I found this online and used this with my data:
df <- data.frame(seasons = c("Season1","Season2","Season3","Season4"))
for(i in unique(df$seasons)) {
df[[paste0(i)]] <- ifelse(df$seasons==i,1,0)
}
The only challenge is where there is a 0 in the resultant cell, I want to fill in a meaningful value from a data frame that has data arranged like so:
S1 | S2 | Value |
---|---|---|
Season1 | Season2 | 3 |
Season3 | Season1 | 5 |
Season2 | Season3 | 4 |
Note how a season in a pair could pop up at S1 or S2.
I'll need to fill for example,{row Season1; col Season 2} as well as {col Season 1 and row Season 2} in my matrix as 3.
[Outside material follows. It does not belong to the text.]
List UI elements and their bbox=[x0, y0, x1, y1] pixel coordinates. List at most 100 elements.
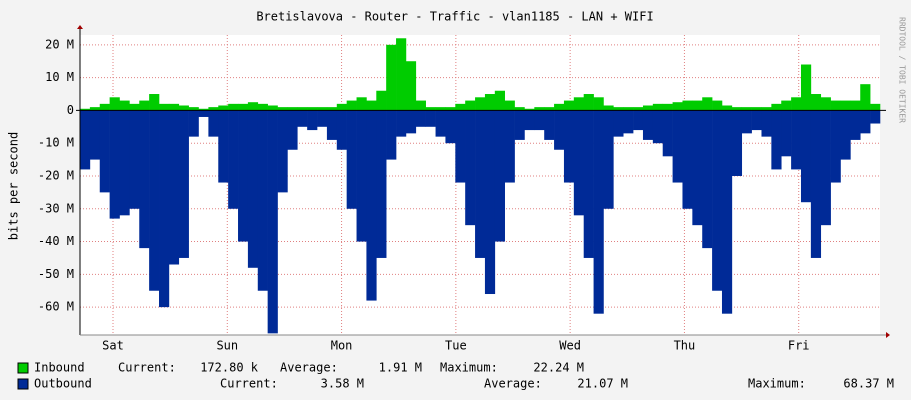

Is there anyway for me to do this? I tried a few things but decided to give a shoutout to the community in case there is something simple out there I'm missing!
Thanks a bunch!
CodePudding user response:
There are three steps and decided to rebuild the original matrix and call it S:
# Make square matrix of zeros
rc <- length(unique(df[[1]]) ) # going to assume that number of unique values is same in both cols
S <- diag(1, rc,rc)
# Label rows and cols
dimnames(S) <- list( sort(unique(df[[1]])), sort( unique(df[[2]])) )
# Assign value to matrix positions based on values of df[[3]]
S[ data.matrix( df[1:2]) ] <- # using 2 col matrix indexing
df[[3]]
# -------
> S
Season1 Season2 Season3
Season1 1 3 0
Season2 0 1 4
Season3 5 0 1
It's now a real matrix rather than a dataframe.